While most of the adaptation related implementation actions are housed in various related bodies- like the Adaptation Committee and Least Developed Country Expert Group (LEG)-and therefore won’t be taken up directly in Bonn, the session will launch an adaptation Technical Expert Meeting. As they begin to develop the rule book of the Paris Agreement, key questions will arise around transparency of adaptation support; how adaptation efforts and needs as well as losses and damages are communicated in NDCs; how global adaptation needs as well as losses and damages are communicated via the global stocktake; and what adaptation efforts can be supported in the pre-2020 period before the Agreement enters into force.

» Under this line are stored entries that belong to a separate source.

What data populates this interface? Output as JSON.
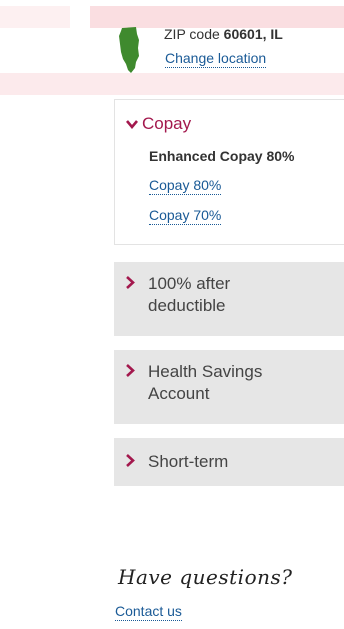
{
  "location": {
    "zip_prefix": "ZIP code ",
    "zip_value": "60601, IL",
    "change_label": "Change location",
    "state_icon": "illinois-state-icon",
    "state_color": "#3f8a2e"
  },
  "plans": {
    "expanded_section": {
      "label": "Copay",
      "selected": "Enhanced Copay 80%",
      "options": [
        "Copay 80%",
        "Copay 70%"
      ]
    },
    "collapsed_sections": [
      {
        "label_line1": "100% after",
        "label_line2": "deductible"
      },
      {
        "label_line1": "Health Savings",
        "label_line2": "Account"
      },
      {
        "label_line1": "Short-term",
        "label_line2": ""
      }
    ]
  },
  "help": {
    "heading": "Have questions?",
    "contact_label": "Contact us"
  },
  "colors": {
    "accent": "#a3184d",
    "link": "#1a5a96",
    "panel_bg": "#e6e6e6"
  }
}
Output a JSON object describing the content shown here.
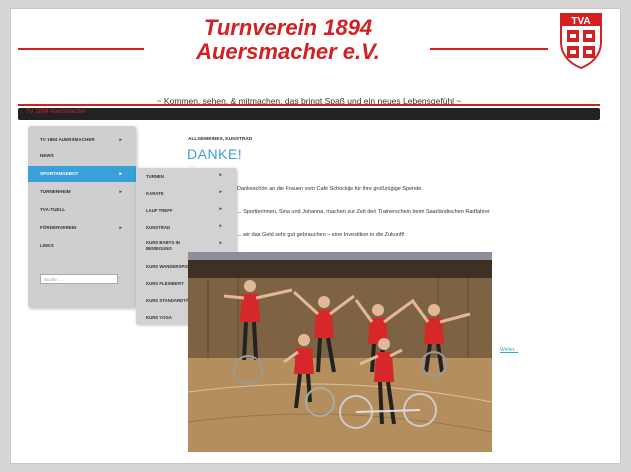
{
  "header": {
    "title_line1": "Turnverein 1894",
    "title_line2": "Auersmacher e.V.",
    "logo_text": "TVA",
    "tagline": "~ Kommen, sehen, & mitmachen, das bringt Spaß und ein neues Lebensgefühl ~",
    "nav_crumb": "TV 1894 Auersmacher"
  },
  "sidebar": {
    "items": [
      {
        "label": "TV 1894 AUERSMACHER",
        "caret": "▸"
      },
      {
        "label": "NEWS",
        "caret": ""
      },
      {
        "label": "SPORTANGEBOT",
        "caret": "▸"
      },
      {
        "label": "TURNERHEIM",
        "caret": "▸"
      },
      {
        "label": "TVA-TUELL",
        "caret": ""
      },
      {
        "label": "FÖRDERVEREIN",
        "caret": "▸"
      },
      {
        "label": "LINKS",
        "caret": ""
      }
    ],
    "search_placeholder": "Suche ..."
  },
  "submenu": {
    "items": [
      {
        "label": "TURNEN",
        "caret": "▸"
      },
      {
        "label": "KARATE",
        "caret": "▸"
      },
      {
        "label": "LAUF TREFF",
        "caret": "▸"
      },
      {
        "label": "KUNSTRAD",
        "caret": "▸"
      },
      {
        "label": "KURS BABYS IN BEWEGUNG",
        "caret": "▸"
      },
      {
        "label": "KURS WANDERSPORT",
        "caret": "▸"
      },
      {
        "label": "KURS FLEXIBEFIT",
        "caret": "▸"
      },
      {
        "label": "KURS STANDARDTÄNZE",
        "caret": "▸"
      },
      {
        "label": "KURS YOGA",
        "caret": "▸"
      }
    ]
  },
  "content": {
    "breadcrumb": "ALLGEMEINES, KUNSTRAD",
    "heading": "DANKE!",
    "meta": "...",
    "paragraph1": "Dankeschön an die Frauen vom Café Schockije für ihre großzügige Spende.",
    "paragraph2": "... Sportlerinnen, Sina und Johanna, machen zur Zeit den Trainerschein beim Saarländischen Radfahrer",
    "paragraph3": "... wir das Geld sehr gut gebrauchen – eine Investition in die Zukunft!",
    "side_link": "Weiter..."
  },
  "colors": {
    "brand_red": "#d42020",
    "accent_blue": "#3aa0d8",
    "navbar_dark": "#222222"
  }
}
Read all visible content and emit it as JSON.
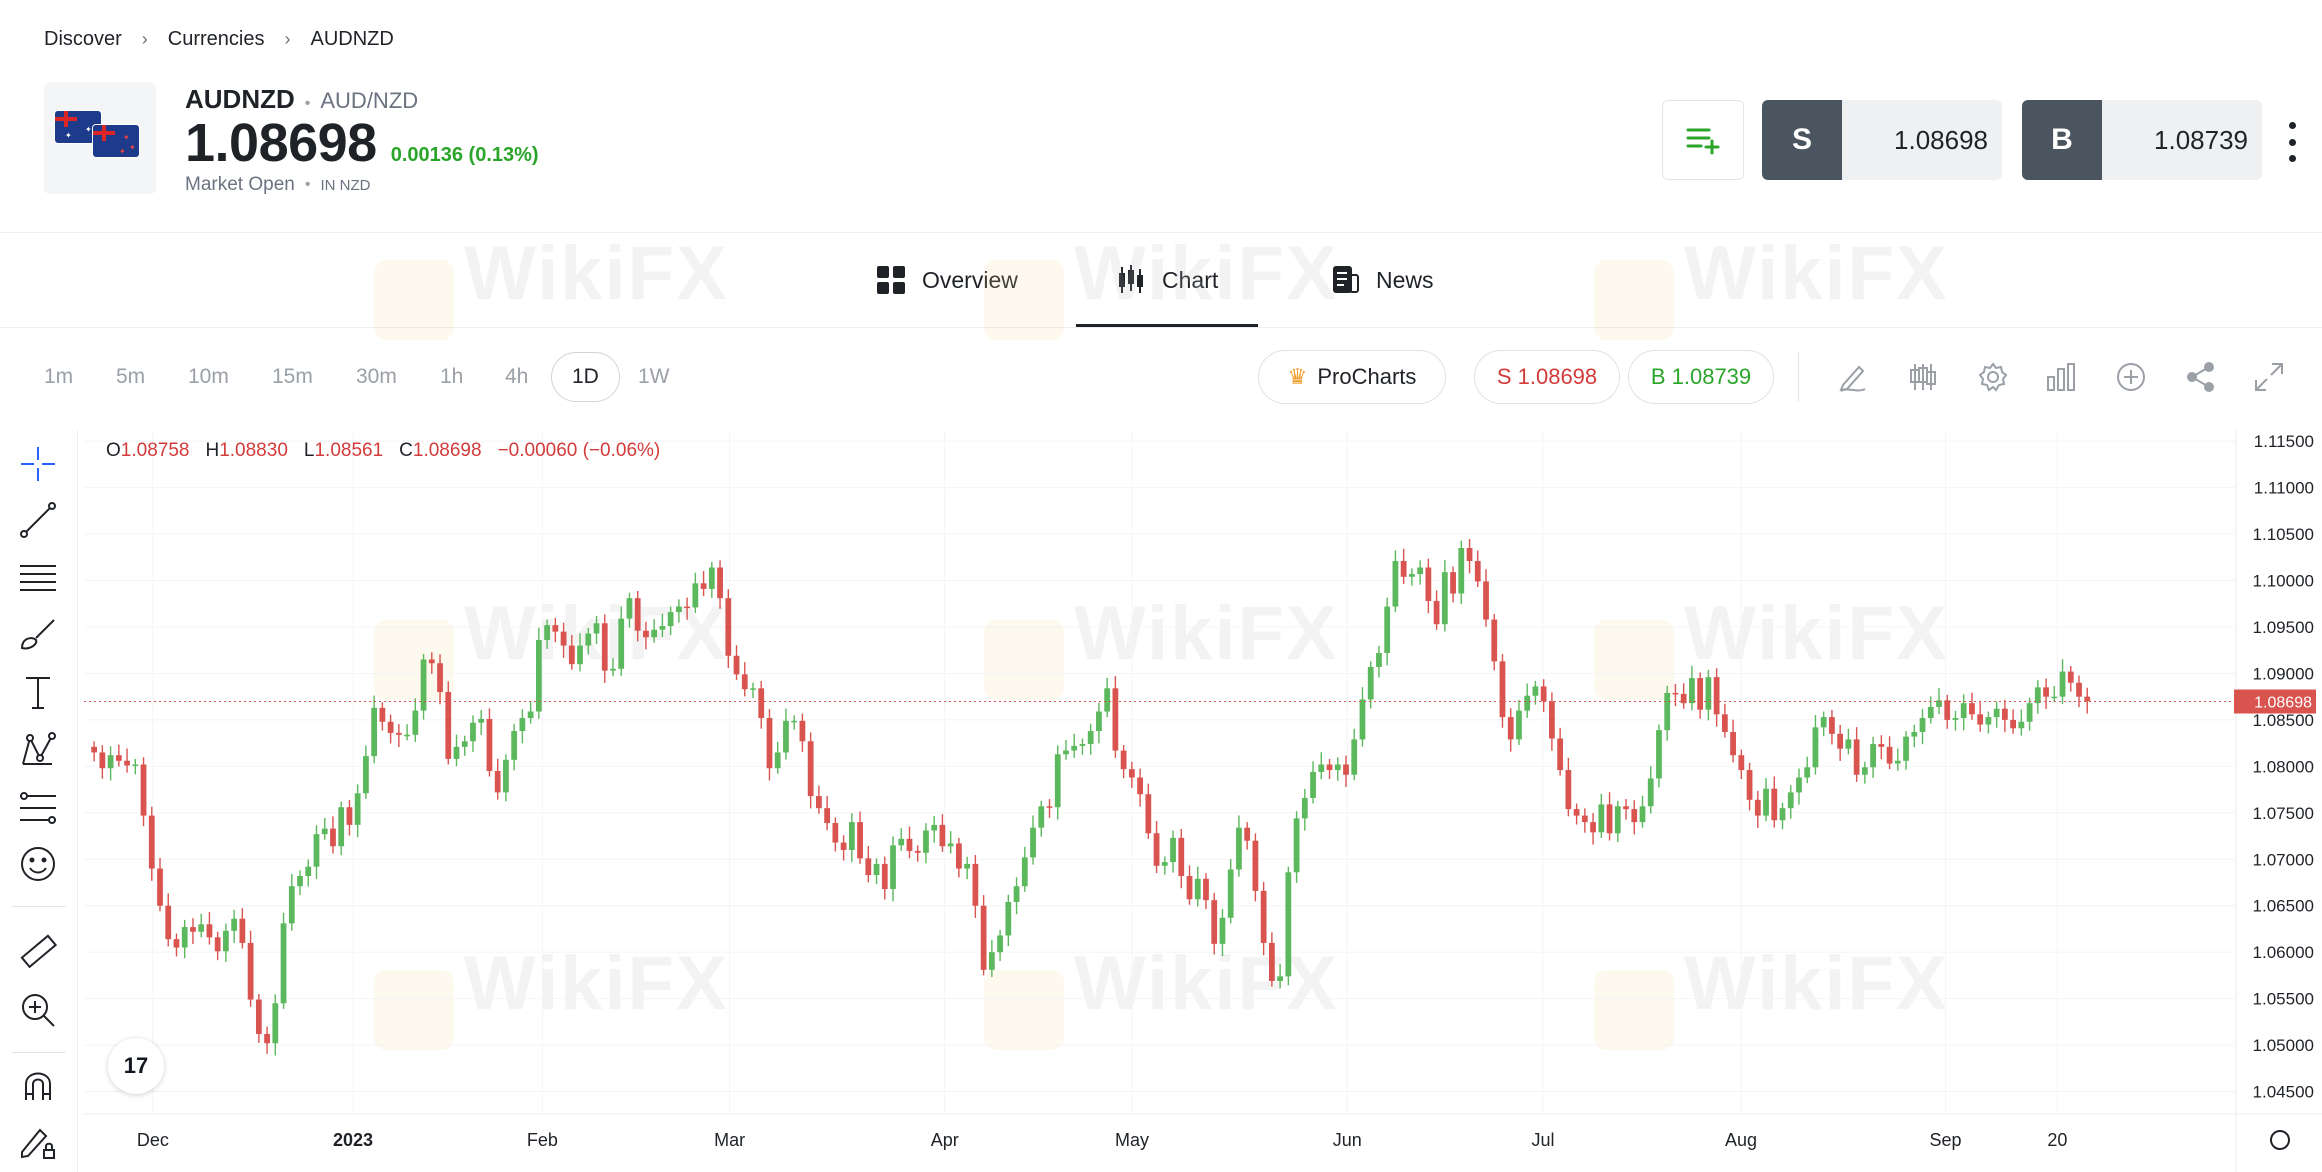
{
  "breadcrumb": [
    "Discover",
    "Currencies",
    "AUDNZD"
  ],
  "instrument": {
    "symbol": "AUDNZD",
    "pair": "AUD/NZD",
    "price": "1.08698",
    "change": "0.00136 (0.13%)",
    "status": "Market Open",
    "currency": "IN NZD"
  },
  "trade": {
    "sell_label": "S",
    "sell_price": "1.08698",
    "buy_label": "B",
    "buy_price": "1.08739"
  },
  "tabs": [
    {
      "label": "Overview",
      "icon": "grid-icon",
      "active": false
    },
    {
      "label": "Chart",
      "icon": "candles-icon",
      "active": true
    },
    {
      "label": "News",
      "icon": "news-icon",
      "active": false
    }
  ],
  "timeframes": [
    "1m",
    "5m",
    "10m",
    "15m",
    "30m",
    "1h",
    "4h",
    "1D",
    "1W"
  ],
  "active_timeframe": "1D",
  "toolbar": {
    "prochart_label": "ProCharts",
    "sell_pill": "S 1.08698",
    "buy_pill": "B 1.08739",
    "icons": [
      "draw-icon",
      "indicators-icon",
      "settings-icon",
      "bars-icon",
      "plus-circle-icon",
      "share-icon",
      "expand-icon"
    ]
  },
  "left_tools": [
    "crosshair-icon",
    "trendline-icon",
    "horizontal-lines-icon",
    "brush-icon",
    "text-icon",
    "pattern-icon",
    "fib-icon",
    "emoji-icon",
    "ruler-icon",
    "zoom-in-icon",
    "magnet-icon",
    "lock-draw-icon"
  ],
  "ohlc": {
    "o_label": "O",
    "o": "1.08758",
    "h_label": "H",
    "h": "1.08830",
    "l_label": "L",
    "l": "1.08561",
    "c_label": "C",
    "c": "1.08698",
    "chg": "−0.00060 (−0.06%)"
  },
  "tv_logo": "17",
  "watermark_text": "WikiFX",
  "colors": {
    "up": "#5cb85c",
    "down": "#d9534f",
    "accent_green": "#2aa52a",
    "accent_red": "#d33a3a",
    "button_dark": "#4a5560"
  },
  "chart_data": {
    "type": "candlestick",
    "symbol": "AUDNZD",
    "timeframe": "1D",
    "x_labels": [
      "Dec",
      "2023",
      "Feb",
      "Mar",
      "Apr",
      "May",
      "Jun",
      "Jul",
      "Aug",
      "Sep",
      "20"
    ],
    "y_ticks": [
      "1.11500",
      "1.11000",
      "1.10500",
      "1.10000",
      "1.09500",
      "1.09000",
      "1.08500",
      "1.08000",
      "1.07500",
      "1.07000",
      "1.06500",
      "1.06000",
      "1.05500",
      "1.05000",
      "1.04500"
    ],
    "ylim": [
      1.0428,
      1.1162
    ],
    "last_price": "1.08698",
    "last_price_value": 1.08698,
    "closes": [
      1.0815,
      1.0798,
      1.0812,
      1.0806,
      1.0801,
      1.0802,
      1.0747,
      1.069,
      1.065,
      1.0614,
      1.0605,
      1.0627,
      1.0622,
      1.063,
      1.0616,
      1.0601,
      1.0623,
      1.0636,
      1.061,
      1.0549,
      1.0512,
      1.0502,
      1.0545,
      1.0631,
      1.0671,
      1.0682,
      1.0692,
      1.0727,
      1.0733,
      1.0714,
      1.0756,
      1.0737,
      1.0771,
      1.0811,
      1.0863,
      1.0848,
      1.0836,
      1.0834,
      1.0834,
      1.086,
      1.0915,
      1.0911,
      1.088,
      1.0808,
      1.0821,
      1.0827,
      1.0847,
      1.0851,
      1.0795,
      1.0772,
      1.0807,
      1.0838,
      1.0852,
      1.0859,
      1.0936,
      1.0952,
      1.0945,
      1.093,
      1.091,
      1.093,
      1.0943,
      1.0954,
      1.0903,
      1.0905,
      1.0959,
      1.0981,
      1.0946,
      1.0939,
      1.0947,
      1.0951,
      1.0966,
      1.0972,
      1.0971,
      1.0997,
      1.0991,
      1.1014,
      1.0981,
      1.0919,
      1.0899,
      1.0883,
      1.0884,
      1.0852,
      1.0798,
      1.0815,
      1.0849,
      1.0849,
      1.0827,
      1.0768,
      1.0755,
      1.0739,
      1.0718,
      1.071,
      1.074,
      1.0701,
      1.0683,
      1.0695,
      1.0668,
      1.0715,
      1.0722,
      1.0709,
      1.0707,
      1.0731,
      1.0737,
      1.0714,
      1.0717,
      1.069,
      1.0695,
      1.065,
      1.0581,
      1.06,
      1.0618,
      1.0654,
      1.0671,
      1.0702,
      1.0734,
      1.0757,
      1.0756,
      1.0813,
      1.0817,
      1.0822,
      1.0824,
      1.0838,
      1.0859,
      1.0884,
      1.0817,
      1.0797,
      1.0788,
      1.077,
      1.0728,
      1.0693,
      1.0697,
      1.0723,
      1.0682,
      1.0657,
      1.0679,
      1.0656,
      1.0609,
      1.0637,
      1.0689,
      1.0734,
      1.072,
      1.0666,
      1.061,
      1.0569,
      1.0574,
      1.0686,
      1.0744,
      1.0766,
      1.0794,
      1.0802,
      1.0796,
      1.0802,
      1.0791,
      1.0829,
      1.0872,
      1.0907,
      1.0922,
      1.0972,
      1.1021,
      1.1004,
      1.1007,
      1.1014,
      1.0978,
      1.0953,
      1.1009,
      1.0986,
      1.1035,
      1.1021,
      1.0999,
      1.0958,
      1.0913,
      1.0853,
      1.0829,
      1.086,
      1.0876,
      1.0886,
      1.087,
      1.083,
      1.0796,
      1.0754,
      1.0747,
      1.074,
      1.0729,
      1.0759,
      1.0728,
      1.0757,
      1.0754,
      1.074,
      1.0757,
      1.0787,
      1.0839,
      1.0879,
      1.0878,
      1.0868,
      1.0895,
      1.0861,
      1.0896,
      1.0856,
      1.0837,
      1.0812,
      1.0796,
      1.0764,
      1.0747,
      1.0776,
      1.0742,
      1.0755,
      1.0772,
      1.0788,
      1.0799,
      1.0842,
      1.0853,
      1.0835,
      1.0819,
      1.0829,
      1.0791,
      1.0799,
      1.0824,
      1.0821,
      1.0803,
      1.0806,
      1.0832,
      1.0837,
      1.0852,
      1.0864,
      1.0871,
      1.085,
      1.0852,
      1.0868,
      1.0856,
      1.0845,
      1.0853,
      1.0862,
      1.085,
      1.0841,
      1.0848,
      1.0868,
      1.0885,
      1.0875,
      1.0875,
      1.0902,
      1.089,
      1.0875,
      1.087
    ]
  }
}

Creating the framework necessary for countries to address economic and non-economic loss and damage arising from climate change
Similarly, the hot-topic of loss and damage-which was high-profile and divisive in 2015-remains a critically important issues for governments and citizens, particularly in the developing world where impacts of climate change are disproportionally felt. The Paris Agreement included, for the first time, loss and damage as a stand-alone article and anchored the existing Warsaw International Mechanism as the institutional arrangement to work on the issue. The opportunity for international cooperation on the issue has never been greater: the Paris Agreement encouraged the further understanding and support of resilience building in communities and ecosystems. Countries have also been asked to set up a task force to “develop recommendations for integrated approaches to avert, minimize and address displacement related to the adverse impacts of climate change.”
In Bonn, countries will begin discussing how to strengthen the loss and damage mechanism, as well as what lessons can be learnt in regard to non-economic losses. They will also take up the issue of impacts from slow-onset events as well as the difficult question of who will foot the bill for carrying out further work to bring in loss and damage as a competent of international climate policy.